You're looking at Less Wrong's discussion board. This includes all posts, including those that haven't been promoted to the front page yet. For more information, see About Less Wrong.

IlyaShpitser comments on [link] New essay summarizing some of my latest thoughts on AI safety - Less Wrong Discussion

14 Post author: Kaj_Sotala 01 November 2015 08:07AM

You are viewing a comment permalink. View the original post to see all comments and the full post content.

Comments (27)

You are viewing a single comment's thread. Show more comments above.

Comment author: Wei_Dai 02 November 2015 07:12:25AM *  7 points [-]

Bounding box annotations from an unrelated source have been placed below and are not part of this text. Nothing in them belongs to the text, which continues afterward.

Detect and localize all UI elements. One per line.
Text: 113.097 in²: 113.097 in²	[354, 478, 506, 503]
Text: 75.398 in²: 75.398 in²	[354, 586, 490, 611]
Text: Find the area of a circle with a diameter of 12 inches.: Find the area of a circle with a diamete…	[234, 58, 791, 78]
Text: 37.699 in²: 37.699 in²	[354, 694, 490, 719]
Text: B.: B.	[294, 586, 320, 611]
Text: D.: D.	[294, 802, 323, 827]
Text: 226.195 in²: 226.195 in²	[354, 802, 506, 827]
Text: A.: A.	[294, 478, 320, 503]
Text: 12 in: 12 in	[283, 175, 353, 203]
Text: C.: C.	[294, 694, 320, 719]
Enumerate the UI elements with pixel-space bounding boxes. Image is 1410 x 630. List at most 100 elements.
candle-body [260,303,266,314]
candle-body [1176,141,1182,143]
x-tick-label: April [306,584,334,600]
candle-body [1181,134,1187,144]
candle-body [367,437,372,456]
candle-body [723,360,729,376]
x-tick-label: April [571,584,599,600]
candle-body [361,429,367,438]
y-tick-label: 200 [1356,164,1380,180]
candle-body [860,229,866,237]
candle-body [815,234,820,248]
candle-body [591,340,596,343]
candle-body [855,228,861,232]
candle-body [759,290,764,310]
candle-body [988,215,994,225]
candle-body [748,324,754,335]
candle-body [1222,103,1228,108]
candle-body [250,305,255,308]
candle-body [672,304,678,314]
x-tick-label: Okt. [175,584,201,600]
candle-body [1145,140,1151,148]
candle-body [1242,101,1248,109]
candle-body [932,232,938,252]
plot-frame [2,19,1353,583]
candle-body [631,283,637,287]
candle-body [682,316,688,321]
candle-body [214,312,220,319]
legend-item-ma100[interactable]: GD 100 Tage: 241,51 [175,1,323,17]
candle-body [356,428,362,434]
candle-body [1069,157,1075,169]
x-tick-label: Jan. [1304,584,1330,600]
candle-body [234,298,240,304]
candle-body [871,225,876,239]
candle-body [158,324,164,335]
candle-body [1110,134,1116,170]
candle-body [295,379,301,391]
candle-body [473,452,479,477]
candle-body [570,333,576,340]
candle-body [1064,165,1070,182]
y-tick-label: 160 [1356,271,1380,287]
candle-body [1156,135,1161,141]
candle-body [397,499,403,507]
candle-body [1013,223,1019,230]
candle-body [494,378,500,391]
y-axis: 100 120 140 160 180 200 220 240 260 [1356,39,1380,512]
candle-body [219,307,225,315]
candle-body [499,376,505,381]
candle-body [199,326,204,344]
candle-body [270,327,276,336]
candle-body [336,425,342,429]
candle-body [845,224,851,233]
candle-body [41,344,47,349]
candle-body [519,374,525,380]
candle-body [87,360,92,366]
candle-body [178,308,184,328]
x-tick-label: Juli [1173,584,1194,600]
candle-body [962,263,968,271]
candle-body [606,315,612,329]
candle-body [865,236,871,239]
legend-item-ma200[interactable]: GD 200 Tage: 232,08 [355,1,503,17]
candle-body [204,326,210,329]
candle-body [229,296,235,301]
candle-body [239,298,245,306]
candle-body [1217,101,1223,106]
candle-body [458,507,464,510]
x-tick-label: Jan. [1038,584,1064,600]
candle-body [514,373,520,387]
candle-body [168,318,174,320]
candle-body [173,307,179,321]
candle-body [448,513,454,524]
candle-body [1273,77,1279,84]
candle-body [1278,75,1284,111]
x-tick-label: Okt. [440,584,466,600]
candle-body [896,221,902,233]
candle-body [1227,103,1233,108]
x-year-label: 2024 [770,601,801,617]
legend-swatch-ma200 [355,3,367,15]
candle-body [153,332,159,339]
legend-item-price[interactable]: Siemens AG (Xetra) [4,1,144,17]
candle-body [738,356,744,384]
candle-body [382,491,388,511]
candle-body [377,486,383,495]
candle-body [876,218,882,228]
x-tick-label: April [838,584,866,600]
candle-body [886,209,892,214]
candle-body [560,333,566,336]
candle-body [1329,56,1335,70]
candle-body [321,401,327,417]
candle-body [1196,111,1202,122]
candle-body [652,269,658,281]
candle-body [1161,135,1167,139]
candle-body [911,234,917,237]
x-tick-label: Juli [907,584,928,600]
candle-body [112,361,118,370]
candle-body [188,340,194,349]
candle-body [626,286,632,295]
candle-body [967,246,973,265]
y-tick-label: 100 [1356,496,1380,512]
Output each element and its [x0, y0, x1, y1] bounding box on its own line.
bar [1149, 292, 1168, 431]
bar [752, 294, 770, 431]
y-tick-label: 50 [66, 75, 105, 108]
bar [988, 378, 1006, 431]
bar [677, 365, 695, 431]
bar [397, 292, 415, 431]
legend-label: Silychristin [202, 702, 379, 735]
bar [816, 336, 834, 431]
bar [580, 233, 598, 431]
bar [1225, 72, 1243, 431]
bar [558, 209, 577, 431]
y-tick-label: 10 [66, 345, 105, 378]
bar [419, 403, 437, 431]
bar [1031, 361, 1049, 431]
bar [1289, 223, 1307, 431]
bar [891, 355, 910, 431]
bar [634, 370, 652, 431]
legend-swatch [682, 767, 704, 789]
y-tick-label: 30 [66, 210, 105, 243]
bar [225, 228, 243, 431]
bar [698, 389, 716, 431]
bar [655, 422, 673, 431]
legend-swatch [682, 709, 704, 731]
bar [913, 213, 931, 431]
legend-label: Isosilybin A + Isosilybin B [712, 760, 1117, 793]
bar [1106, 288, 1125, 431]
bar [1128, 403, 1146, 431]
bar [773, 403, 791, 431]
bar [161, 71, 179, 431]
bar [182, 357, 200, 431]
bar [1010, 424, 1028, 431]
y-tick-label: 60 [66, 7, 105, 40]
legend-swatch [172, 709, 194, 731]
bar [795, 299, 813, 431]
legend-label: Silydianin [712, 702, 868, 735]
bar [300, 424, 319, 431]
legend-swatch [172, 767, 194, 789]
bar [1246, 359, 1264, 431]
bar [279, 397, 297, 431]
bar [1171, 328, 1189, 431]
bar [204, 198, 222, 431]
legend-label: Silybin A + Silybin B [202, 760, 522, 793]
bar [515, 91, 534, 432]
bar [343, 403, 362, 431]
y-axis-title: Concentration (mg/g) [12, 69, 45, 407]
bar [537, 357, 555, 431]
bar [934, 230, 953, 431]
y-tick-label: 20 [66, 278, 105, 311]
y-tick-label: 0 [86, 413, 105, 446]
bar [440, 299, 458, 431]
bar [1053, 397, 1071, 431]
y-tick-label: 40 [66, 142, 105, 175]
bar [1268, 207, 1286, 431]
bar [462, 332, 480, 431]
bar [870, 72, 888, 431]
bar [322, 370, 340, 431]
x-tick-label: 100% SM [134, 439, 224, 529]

Few people, when learning their values in childhood, ended up considering examples such as this one and explicitly learning that they were wrong. Yet the persuasive power of that example comes from most people instantly reject the desirability of the dopamine drip scenario when it’s suggested to them.

I for one don't "instantly reject" the desirability of this scenario. I think it's a difficult philosophy problem as to whether dopamine drip is desirable or not. My worry is that either the AI will not be as uncertain as I am about it, or it will not handle or resolve the normative uncertainty in the same way as I would or should.

Today's machine learning algorithms tend to be unreasonably certain (and wrong) about inputs very different from their training data, but that is perhaps just due to machine learning researchers currently focusing mostly on commercial settings where inputs are rarely very different from training data, and there aren't terrible consequences for getting things wrong. So maybe we can expect this to improve in the future as researchers start to focus more on safety.

But even if we manage to build an AI that is properly uncertain about whether something like the dopamine drip scenario is good or bad, how do we get it to resolve its uncertainty in the right way, especially if its creators/owners are also uncertain or possibly wrong so it can't just ask? Resolving the uncertainty incorrectly or getting the uncertainty permanently frozen into its utility function seem to be two big risks here. So I worry just as much about the reverse maverick nanny scenario, where we eventually, after centuries of philosophical progress, figure out that we actually do want to be put on dopamine drips, but the AI says "Sorry, I can't let you do that."

Comment author: IlyaShpitser 02 November 2015 03:14:18PM *  3 points [-]

Today's machine learning algorithms tend to be unreasonably certain (and wrong) about inputs very different from their training data

Read about covariate shift. (More generally ML people are getting into systematic biases now, including causal inference, in a big way).


This has little to do with AGI, though.